9.4.3. Checking the validation fields

These are present in the processed timber file.

9.4.3.1. Low cell count factors

When one or more of the four values in the 2x2 contingency table is equal to zero, sawmill sets the low_cell_count field to True. To avoid divide by zero errors, sawmill increments all four values by 0.5.

9.4.3.2. Null comparison factors

When the # AMR+ observations in both the exposed and referent groups are equal to zero, sawmill sets the null_comparison field to True. To avoid divide by zero errors, sawmill increments all four values by 0.5.
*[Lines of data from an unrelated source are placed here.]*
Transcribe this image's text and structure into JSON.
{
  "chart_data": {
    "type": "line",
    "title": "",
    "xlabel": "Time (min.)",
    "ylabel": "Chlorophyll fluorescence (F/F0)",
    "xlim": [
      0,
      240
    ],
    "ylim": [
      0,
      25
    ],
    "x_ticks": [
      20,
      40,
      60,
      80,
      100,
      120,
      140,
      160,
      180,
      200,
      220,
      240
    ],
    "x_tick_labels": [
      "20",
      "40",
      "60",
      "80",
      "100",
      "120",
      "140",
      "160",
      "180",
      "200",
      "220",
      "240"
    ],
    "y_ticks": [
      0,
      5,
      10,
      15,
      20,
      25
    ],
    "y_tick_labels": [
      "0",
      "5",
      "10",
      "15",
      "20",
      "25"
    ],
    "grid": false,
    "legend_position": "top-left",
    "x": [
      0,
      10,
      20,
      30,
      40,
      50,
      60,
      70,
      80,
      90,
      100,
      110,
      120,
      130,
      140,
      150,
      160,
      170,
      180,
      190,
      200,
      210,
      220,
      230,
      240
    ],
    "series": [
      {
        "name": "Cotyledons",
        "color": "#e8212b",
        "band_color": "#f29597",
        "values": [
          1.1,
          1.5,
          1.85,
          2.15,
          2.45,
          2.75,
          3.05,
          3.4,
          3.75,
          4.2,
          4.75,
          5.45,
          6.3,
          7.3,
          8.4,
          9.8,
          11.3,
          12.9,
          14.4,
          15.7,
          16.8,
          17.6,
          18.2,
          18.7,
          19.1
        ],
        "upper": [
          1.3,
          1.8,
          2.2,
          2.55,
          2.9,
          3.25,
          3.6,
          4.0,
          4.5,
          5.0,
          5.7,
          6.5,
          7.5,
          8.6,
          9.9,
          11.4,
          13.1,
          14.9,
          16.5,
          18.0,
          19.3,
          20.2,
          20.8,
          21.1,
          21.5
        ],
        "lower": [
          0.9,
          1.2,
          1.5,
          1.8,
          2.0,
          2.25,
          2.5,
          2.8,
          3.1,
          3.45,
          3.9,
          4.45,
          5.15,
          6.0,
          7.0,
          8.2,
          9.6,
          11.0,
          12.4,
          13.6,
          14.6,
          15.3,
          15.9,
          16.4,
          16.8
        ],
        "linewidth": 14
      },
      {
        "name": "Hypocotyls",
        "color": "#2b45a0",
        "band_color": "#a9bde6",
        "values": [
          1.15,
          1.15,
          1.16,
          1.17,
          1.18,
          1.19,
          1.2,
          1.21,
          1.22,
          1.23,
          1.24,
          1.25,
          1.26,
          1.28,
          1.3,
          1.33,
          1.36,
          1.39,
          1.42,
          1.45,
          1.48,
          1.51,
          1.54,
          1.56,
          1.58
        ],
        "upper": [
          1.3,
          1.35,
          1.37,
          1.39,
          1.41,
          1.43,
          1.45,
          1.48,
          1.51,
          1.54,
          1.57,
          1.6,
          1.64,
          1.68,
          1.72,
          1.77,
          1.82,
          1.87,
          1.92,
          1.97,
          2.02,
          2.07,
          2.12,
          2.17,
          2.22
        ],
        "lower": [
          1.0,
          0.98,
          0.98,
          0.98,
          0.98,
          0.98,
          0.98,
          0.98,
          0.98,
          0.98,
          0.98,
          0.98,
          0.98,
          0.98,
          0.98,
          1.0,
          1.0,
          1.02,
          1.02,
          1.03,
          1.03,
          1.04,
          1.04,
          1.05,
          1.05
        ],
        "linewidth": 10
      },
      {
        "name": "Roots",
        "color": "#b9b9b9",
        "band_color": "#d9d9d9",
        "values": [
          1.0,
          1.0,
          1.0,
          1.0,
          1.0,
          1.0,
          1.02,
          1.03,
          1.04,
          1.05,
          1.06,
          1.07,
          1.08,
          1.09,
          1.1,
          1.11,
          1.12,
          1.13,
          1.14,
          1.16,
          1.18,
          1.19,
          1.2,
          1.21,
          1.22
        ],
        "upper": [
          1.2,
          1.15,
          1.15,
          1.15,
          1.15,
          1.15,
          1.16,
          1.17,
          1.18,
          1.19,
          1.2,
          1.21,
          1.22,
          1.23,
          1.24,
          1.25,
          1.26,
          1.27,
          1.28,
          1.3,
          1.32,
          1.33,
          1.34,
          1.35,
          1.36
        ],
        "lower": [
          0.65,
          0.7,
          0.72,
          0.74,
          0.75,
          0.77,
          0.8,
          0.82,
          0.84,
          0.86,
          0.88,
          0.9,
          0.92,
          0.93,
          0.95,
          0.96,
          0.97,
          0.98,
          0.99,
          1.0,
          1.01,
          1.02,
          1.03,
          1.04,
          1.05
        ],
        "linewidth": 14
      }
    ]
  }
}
Any null comparison factors also have the low_cell_count field set to True.

9.4.3.3. CEDAR v2: factors with an insensible_prev_table

Check your output .csv file for rows where the insensible_prev_table field is set to True. These rows likely have data entry errors in the prevalence table columns, as this result indicates that (% AMR+ exposed) + (% AMR- exposed) does not come to approximately 100, and/or that (% AMR+ referent) + (% AMR- referent) does not come to approximately 100.